A new, two-year, randomized, placebo-controlled trial found that glucosamine sulfate was no better than placebo in controlling hip pain, the ability to do normal activities and the progression of hip osteoarthritis. Glucosamine is a natural substance found in healthy joint cartilage.
The effectiveness of glucosamine sulfate as a symptom and disease modifier for osteoarthritis is still under debate. The study was conducted to assess whether glucosamine sulfate has an effect on the symptoms and structural progression of hip osteoarthritis during 2 years of treatment.
222 patients with hip osteoarthritis were recruited, if they met the American College of Rheumatology clinical criteria for hip osteoarthritis. 2 years of treatment with 1500 mg of oral glucosamine sulfate or placebo once daily was implemented.
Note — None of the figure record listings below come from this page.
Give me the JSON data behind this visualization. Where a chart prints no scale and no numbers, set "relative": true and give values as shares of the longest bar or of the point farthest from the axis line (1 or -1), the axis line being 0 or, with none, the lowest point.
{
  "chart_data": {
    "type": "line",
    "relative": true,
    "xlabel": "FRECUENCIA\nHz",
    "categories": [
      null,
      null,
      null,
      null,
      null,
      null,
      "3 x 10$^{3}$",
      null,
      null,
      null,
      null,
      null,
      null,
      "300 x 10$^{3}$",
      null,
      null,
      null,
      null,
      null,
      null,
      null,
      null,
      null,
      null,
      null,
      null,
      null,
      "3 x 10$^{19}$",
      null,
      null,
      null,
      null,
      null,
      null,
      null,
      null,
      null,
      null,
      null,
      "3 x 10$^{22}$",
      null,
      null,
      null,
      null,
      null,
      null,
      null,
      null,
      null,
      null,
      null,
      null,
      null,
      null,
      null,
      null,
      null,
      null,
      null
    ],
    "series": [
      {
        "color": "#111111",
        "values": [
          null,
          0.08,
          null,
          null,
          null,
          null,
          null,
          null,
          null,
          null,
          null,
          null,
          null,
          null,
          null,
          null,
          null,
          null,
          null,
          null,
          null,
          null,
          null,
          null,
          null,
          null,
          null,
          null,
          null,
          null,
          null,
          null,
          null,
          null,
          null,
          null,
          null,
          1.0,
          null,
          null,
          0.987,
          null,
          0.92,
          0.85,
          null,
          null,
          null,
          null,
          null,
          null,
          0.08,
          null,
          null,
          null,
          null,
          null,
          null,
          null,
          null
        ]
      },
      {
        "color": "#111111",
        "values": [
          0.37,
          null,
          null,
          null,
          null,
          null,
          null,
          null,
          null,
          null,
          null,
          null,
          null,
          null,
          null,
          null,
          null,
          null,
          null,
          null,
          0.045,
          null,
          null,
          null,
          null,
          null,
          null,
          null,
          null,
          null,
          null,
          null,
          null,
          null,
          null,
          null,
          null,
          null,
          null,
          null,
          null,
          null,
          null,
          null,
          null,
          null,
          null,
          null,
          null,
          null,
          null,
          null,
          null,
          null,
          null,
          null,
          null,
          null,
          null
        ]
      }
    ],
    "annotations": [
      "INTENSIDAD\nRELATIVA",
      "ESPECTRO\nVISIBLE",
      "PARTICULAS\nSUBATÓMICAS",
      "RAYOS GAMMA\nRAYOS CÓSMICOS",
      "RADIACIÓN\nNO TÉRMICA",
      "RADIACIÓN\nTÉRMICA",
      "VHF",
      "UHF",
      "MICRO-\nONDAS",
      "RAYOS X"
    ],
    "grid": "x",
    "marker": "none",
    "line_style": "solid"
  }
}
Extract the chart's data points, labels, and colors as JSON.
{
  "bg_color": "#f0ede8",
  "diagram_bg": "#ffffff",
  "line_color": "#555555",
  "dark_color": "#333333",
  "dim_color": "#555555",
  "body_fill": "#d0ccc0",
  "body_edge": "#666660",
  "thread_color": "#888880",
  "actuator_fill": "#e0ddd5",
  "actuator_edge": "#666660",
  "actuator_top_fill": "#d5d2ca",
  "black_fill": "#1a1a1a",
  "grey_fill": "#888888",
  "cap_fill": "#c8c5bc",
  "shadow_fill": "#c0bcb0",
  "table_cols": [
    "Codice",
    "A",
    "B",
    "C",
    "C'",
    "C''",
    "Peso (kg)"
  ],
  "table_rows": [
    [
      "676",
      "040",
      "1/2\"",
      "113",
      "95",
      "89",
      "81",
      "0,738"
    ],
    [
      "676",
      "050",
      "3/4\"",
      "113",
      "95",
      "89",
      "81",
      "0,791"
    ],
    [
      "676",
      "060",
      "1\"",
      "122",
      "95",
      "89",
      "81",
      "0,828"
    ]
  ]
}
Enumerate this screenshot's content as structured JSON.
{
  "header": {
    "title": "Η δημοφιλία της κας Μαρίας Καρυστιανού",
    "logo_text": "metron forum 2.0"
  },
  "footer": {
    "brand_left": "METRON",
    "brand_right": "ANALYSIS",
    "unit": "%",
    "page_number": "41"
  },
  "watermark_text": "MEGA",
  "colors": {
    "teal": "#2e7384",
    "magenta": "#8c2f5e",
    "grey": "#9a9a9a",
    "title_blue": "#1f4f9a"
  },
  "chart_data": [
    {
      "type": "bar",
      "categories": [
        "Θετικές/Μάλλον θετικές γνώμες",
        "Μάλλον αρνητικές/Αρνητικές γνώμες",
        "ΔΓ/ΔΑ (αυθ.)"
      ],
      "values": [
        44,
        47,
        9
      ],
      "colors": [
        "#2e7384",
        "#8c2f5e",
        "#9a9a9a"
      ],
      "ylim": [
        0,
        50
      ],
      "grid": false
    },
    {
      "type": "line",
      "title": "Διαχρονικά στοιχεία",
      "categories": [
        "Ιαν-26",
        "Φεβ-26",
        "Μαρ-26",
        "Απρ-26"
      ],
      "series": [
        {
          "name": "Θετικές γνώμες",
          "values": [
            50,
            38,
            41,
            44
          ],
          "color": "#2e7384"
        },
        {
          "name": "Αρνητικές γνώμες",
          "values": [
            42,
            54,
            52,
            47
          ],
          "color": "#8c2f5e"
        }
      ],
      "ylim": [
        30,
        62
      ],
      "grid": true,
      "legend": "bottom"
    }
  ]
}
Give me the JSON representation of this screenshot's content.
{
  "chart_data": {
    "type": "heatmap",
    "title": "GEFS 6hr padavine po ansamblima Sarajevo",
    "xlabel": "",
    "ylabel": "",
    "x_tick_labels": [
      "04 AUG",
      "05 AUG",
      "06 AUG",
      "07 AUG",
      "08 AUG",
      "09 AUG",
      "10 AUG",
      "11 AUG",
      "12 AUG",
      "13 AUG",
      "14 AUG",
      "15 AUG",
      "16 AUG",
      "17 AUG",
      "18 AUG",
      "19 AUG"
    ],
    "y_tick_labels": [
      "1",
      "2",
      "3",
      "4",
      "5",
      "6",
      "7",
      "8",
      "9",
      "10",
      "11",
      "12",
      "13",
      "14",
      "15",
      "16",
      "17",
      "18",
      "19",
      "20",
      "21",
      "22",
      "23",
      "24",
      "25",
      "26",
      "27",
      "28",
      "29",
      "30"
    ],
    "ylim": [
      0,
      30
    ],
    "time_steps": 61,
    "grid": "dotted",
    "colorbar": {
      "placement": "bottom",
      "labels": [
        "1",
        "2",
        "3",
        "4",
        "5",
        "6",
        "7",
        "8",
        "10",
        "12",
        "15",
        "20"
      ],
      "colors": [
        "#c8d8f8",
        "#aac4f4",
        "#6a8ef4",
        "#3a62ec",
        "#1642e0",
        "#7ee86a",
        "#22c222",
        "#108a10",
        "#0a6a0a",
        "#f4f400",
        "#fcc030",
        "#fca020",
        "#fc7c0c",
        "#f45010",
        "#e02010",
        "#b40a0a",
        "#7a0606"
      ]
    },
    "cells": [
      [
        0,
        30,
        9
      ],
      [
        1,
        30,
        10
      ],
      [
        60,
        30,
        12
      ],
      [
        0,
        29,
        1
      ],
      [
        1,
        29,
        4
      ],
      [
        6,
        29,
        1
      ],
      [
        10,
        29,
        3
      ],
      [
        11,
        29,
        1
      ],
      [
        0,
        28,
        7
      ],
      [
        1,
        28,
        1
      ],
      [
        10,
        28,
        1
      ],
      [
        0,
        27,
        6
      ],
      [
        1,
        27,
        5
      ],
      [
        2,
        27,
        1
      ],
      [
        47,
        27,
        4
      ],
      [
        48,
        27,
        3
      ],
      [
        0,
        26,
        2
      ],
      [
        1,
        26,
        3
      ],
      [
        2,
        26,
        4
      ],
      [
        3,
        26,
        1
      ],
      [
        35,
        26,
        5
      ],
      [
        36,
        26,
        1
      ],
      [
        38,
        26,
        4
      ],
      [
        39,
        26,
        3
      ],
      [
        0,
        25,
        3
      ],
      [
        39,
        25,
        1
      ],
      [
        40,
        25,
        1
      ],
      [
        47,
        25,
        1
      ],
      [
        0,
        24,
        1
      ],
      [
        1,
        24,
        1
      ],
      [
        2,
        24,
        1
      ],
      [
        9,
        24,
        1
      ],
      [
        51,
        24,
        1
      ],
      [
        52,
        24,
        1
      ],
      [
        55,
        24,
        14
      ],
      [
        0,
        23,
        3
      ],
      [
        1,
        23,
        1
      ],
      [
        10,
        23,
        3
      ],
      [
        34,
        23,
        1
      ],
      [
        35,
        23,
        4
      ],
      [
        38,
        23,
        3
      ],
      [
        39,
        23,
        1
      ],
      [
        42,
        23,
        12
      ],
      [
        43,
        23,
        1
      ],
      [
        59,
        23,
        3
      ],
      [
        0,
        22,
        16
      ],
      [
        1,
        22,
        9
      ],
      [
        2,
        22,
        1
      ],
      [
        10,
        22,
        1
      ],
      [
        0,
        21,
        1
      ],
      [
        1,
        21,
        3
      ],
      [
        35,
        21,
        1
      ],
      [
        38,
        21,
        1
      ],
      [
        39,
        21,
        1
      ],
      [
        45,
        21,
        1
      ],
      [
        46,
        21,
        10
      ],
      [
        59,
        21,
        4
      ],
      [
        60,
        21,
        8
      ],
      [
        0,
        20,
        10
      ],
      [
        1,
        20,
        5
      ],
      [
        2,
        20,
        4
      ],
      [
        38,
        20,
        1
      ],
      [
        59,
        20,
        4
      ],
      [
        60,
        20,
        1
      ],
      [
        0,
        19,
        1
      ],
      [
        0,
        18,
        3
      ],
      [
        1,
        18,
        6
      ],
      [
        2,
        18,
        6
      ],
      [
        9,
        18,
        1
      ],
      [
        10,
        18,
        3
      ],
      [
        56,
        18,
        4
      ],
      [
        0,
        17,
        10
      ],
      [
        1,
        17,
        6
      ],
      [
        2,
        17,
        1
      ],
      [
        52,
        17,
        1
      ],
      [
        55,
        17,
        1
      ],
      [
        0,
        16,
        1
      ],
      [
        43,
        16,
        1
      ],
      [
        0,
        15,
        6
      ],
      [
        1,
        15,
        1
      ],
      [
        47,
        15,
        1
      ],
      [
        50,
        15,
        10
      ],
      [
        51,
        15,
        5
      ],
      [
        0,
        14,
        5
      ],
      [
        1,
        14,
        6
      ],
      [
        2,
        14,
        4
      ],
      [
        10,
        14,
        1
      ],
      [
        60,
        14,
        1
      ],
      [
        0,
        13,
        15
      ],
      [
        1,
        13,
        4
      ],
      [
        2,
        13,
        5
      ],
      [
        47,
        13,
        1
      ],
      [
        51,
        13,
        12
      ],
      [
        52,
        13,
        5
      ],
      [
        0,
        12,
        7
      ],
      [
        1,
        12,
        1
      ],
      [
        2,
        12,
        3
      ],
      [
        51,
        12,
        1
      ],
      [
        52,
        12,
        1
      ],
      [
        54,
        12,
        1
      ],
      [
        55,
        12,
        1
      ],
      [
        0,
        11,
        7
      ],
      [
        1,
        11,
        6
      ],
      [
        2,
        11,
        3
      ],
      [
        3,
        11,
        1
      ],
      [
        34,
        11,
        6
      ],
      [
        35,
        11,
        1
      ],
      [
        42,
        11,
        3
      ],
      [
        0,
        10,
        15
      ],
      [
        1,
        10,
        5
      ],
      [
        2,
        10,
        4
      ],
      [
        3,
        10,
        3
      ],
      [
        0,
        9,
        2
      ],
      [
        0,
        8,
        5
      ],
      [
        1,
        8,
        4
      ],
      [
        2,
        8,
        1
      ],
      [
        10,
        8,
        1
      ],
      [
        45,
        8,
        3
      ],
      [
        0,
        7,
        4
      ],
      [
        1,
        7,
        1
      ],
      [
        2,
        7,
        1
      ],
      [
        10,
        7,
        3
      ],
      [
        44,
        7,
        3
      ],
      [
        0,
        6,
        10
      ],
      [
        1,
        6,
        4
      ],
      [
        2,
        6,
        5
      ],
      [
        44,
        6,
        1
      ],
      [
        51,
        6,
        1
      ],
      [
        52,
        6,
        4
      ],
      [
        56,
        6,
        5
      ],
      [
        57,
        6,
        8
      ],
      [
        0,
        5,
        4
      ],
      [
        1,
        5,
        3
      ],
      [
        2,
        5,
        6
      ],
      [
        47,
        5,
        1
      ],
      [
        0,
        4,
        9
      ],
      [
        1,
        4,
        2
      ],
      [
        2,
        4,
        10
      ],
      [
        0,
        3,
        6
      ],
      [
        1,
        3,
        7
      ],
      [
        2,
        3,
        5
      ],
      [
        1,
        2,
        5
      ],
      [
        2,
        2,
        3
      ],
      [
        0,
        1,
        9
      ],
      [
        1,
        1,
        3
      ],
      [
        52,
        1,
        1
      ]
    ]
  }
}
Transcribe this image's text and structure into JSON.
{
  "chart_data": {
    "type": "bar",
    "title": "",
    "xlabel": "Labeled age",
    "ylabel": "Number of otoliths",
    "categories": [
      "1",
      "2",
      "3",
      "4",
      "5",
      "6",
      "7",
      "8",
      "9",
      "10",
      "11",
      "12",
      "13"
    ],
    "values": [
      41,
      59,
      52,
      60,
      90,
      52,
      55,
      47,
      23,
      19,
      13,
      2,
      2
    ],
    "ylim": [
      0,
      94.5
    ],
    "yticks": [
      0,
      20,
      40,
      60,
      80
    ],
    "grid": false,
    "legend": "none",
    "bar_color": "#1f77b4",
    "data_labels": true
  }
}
At baseline, both groups were similar in demographic and clinical variables. Overall, pain did not differ, nor did function. Joint space narrowing also did not differ after 24 months. Only 1 of the sensitivity analyses, based on extreme assumptions regarding missing assessments due to total hip replacement, provided results consistent with a glucosamine effect.
Researchers concluded that glucosamine sulfate was no better than placebo in reducing symptoms and progression of hip osteoarthritis.
Editorial writers caution that the 222 adults in the study had early arthritis, which might differ from more advanced and severe arthritis. The writers also say that osteoarthritis is a heterogeneous and chronic condition and the mechanism of action is still not known, so “its place in the treatment of osteoarthritis is still being debated.”